Overflow warming space at Safe Harbour making a difference as temperatures plummet

By Josh Hall (Twitter: @Vancan19)
December 27, 2017 - 3:44pm

Overflow warming space at Red Deer's Safe Harbour Society is making a difference.
Earlier this month, city council approved a development permit for twenty new overnight spots designed to aid those seeking refuge from the often bone-chilling nighttime cold.
"It was perfect timing. The weather had been mild so we were kind of relaxing a bit in that and all of a sudden there was that cold weather," exclaims Kath Hoffman, Executive Director at Safe Harbour. "As we're running to our cars and into our houses, people are thinking about the others that don't have those cars and houses to run into. Those extra overnight spaces that we were able to open up made that a given."

With temperatures in central Alberta expected to dip down to -40 with the windchill over the next couple nights and stay between 15 and 20 degrees below normal during the daytime, the need for overnight shelter is as important as ever.
Hoffman admits, however, that it's when there's bitter cold that sometimes numbers go down.
"People are not so quick to kick people out that might be crashing at their house," she explains. "Hearts and warm fires get extended a little longer. So we definitely have the room to let people in and we all breathe a sigh of relief when that happens."
In the lead-up to Christmas, the community came through in a big way for Safe Harbour, Hoffman adds.
"So many people brought in winter supplies. We had kids that had been collecting in schools for us, so there were lots of toiletries, blankets, coats and socks galore, as well as mitts, toques, scarves and they just kept coming and coming," she says, noting gloves continue to be the number one item needed. "We were giving them out just as fast as they were coming in. It was so great to see so many people thinking about others."

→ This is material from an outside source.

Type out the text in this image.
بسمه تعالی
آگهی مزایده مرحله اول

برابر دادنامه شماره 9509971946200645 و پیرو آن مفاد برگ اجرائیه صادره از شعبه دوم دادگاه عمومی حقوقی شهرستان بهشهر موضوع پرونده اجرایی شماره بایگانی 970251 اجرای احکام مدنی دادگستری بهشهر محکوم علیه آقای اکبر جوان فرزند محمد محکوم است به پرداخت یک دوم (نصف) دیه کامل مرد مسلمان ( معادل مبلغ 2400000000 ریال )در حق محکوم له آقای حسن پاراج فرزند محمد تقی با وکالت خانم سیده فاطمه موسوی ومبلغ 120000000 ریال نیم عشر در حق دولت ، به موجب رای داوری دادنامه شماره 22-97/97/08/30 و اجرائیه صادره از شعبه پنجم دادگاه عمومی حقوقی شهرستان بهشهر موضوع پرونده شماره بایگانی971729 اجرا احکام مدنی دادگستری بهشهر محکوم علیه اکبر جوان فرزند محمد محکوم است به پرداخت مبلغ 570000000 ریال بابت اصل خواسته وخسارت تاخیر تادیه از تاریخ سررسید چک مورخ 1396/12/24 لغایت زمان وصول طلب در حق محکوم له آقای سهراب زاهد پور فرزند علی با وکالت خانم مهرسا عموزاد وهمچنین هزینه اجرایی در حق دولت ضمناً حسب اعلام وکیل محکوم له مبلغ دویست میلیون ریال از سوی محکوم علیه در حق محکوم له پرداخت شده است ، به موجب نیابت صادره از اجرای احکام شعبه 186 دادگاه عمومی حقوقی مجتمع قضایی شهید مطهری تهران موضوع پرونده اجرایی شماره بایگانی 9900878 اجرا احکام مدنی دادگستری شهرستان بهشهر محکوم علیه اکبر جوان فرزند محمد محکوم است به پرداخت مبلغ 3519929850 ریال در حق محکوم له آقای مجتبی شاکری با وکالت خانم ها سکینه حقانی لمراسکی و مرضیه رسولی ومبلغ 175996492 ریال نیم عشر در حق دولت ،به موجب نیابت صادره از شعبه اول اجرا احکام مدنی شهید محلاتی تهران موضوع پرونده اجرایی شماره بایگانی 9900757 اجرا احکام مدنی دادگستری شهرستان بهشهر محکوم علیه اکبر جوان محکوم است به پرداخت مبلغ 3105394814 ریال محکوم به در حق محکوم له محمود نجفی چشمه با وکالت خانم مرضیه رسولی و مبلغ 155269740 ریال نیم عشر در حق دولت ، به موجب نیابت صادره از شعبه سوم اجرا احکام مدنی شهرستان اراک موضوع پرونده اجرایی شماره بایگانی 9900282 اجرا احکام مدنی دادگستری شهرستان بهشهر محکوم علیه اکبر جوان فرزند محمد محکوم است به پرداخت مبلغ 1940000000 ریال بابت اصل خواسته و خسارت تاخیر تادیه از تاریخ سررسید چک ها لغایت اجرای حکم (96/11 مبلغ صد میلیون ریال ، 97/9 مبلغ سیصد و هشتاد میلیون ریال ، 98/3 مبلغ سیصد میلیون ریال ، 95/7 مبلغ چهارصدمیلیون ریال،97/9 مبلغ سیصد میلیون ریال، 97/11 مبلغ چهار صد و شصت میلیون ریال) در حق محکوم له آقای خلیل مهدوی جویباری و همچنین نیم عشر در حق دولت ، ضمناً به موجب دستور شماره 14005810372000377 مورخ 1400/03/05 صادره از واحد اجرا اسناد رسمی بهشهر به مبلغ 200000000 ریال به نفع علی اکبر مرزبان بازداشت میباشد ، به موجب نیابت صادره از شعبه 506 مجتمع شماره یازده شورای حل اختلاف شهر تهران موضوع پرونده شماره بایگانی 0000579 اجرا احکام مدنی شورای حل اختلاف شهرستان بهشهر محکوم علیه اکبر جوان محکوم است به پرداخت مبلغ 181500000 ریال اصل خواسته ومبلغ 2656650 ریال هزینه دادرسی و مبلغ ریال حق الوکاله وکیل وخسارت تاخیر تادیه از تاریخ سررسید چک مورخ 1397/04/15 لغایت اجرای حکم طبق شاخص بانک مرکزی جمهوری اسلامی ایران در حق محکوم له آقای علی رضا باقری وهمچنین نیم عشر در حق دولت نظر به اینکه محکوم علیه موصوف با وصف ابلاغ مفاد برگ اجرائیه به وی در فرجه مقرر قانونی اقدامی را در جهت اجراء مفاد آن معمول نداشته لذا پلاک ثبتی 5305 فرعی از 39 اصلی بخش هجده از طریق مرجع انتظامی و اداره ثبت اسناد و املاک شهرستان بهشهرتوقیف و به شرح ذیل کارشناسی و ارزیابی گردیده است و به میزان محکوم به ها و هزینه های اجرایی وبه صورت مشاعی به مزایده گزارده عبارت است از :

Hoffman also applauds those frontline workers who served their community during the holidays.
"They have been working through the holiday season to take care of those who have no place to be," Hoffman points out. "Merry Christmas and Happy New Year."
As temperatures are forecasted to remain in the -25 to -40 range with the windchill for the next several days, Environment Canada has some suggestions for how to stay safe until it warms up the first week of the new year.
"If you don't have to go outside, stay indoors. If you do have to go outside to do some work, watch for shortness of breath, muscle pain, weakness, numbness," says Meteorologist Dan Kulak. "Make sure somebody is looking after you as there have been cases where people have gone outside and slipped and fallen on ice and nobody's found them for many hours. By the time they're found, they're in bad shape and it's a life-threatening situation."
Kulak adds it is vital to think about more than just ourselves.
"Pets are not built for the cold weather any more than you are probably, so keep an eye on them and make sure they have shelter," he says. "Of course there is the vulnerable popualtion -- homeless people that are just exposed to the cold all the time, so do what you can for those people as well."

An Extreme Cold Warning has also been issued by Environment Canada.